Année après année, scrutin après scrutin, les victoires électorales du Front national (FN), puis du Rassemblement national (RN), ont installé l’idée que, depuis les années 1980, la société française s’était profondément droitisée.

Le politiste Vincent Tiberj, professeur des universités, chercheur au Centre Emile-Durkheim (Bordeaux) et coordinateur du livre collectif Citoyens et partis après 2022. Eloignement, fragmentation (PUF, 424 pages, 22 euros), réfute ce constat dans La Droitisation française. Mythe et réalités (PUF, 340 pages, 15 euros). Les électeurs votent de plus en plus souvent à droite, voire à l’extrême droite, constate-t-il, mais les citoyens, eux, sont de plus en plus ouverts en ce qui concerne l’immigration. Si la France veut réduire ce fossé entre les valeurs de la société et la couleur politique de ses élus, conclut-il, elle doit inventer des pratiques démocratiques plus horizontales et plus participatives.

Jean-Michel Blanquer, ancien ministre de l’éducation nationale (2017-2022) d’Emmanuel Macron et directeur du Laboratoire de la République, un think tank qui combat l’« idéologie woke », ne conteste pas le constat de Vincent Tiberj. Aujourd’hui retiré de la vie politique, ce professeur agrégé de droit public à l’université Paris-Panthéon-Assas, qui vient de publier un livre sur ses années au gouvernement (La Citadelle, Albin Michel, 416 pages, 21,90 euros), admet que la France est de plus en plus tolérante à la diversité mais, contrairement à Vincent Tiberj, ne croit pas aux vertus des nouvelles formes démocratiques.

Vous démontrez, Vincent Tiberj, que la société française est de plus en plus ouverte sur les questions dites « de libéralisme culturel » – concernant la peine de mort, l’égalité hommes-femmes, le mariage pour tous, etc. – mais aussi de diversité. Quels sont les travaux démontrant cette analyse contre-intuitive ?

Vincent Tiberj : Les enquêtes sérieuses menées dans le temps long montrent sans ambiguïté, même si ce résultat peut surprendre, que la société française est de plus en plus tolérante envers l’immigration. Si l’on étudie, depuis 1984, l’indice longitudinal élargi de tolérance, un baromètre qui agrège 100 séries de questions et 1 366 points de données, on constate que la droitisation de la France « par le haut », celle du champ politique, ne s’est pas accompagnée d’une droitisation « par le bas », celle de la société. Au contraire !

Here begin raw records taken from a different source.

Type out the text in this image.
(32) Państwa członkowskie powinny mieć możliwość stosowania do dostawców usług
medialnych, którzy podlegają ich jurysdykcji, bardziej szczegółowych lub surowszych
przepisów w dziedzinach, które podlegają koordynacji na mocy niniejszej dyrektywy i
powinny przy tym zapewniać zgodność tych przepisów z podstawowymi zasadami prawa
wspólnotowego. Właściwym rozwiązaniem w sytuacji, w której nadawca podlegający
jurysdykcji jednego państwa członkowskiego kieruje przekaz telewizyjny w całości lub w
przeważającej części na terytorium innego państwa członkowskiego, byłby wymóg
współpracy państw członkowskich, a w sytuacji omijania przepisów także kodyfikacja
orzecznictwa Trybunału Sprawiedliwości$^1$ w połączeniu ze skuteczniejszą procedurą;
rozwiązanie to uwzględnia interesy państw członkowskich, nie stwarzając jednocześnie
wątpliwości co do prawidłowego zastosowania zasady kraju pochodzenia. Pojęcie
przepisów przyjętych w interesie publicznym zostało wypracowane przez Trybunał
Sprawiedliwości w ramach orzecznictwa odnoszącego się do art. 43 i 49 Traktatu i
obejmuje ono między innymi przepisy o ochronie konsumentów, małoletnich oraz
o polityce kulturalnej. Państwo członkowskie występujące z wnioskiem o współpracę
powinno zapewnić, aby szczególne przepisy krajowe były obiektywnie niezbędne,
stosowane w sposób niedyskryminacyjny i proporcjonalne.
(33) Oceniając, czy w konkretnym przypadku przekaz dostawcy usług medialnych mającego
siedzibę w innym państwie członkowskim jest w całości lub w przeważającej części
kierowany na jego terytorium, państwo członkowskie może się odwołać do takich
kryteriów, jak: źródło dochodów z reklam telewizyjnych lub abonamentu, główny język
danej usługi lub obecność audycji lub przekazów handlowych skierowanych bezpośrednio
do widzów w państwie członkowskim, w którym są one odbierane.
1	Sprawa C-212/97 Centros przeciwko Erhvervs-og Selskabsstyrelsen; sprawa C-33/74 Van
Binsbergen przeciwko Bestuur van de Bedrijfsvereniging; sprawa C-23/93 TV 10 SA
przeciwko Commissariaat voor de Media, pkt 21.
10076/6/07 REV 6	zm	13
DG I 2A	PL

Qu’il s’agisse de la contribution de l’immigration à l’économie, de l’enrichissement culturel lié au métissage ou de l’acceptation des enfants d’immigrés comme des « Français comme les autres », la société française est de plus en plus ouverte aux minorités ethniques et raciales. Le soutien au droit de vote des étrangers est ainsi passé de 34 %, en 1984, à 50 %, en 2022, et l’affirmation selon laquelle l’immigration est une « source d’enrichissement culturel » de 44 %, en 1992, à 73,5 %, en 2022. Quant à l’idée qu’il y a « trop d’immigrés en France », elle a reculé de 69 %, en 1988, à 55,3 %, en 2022.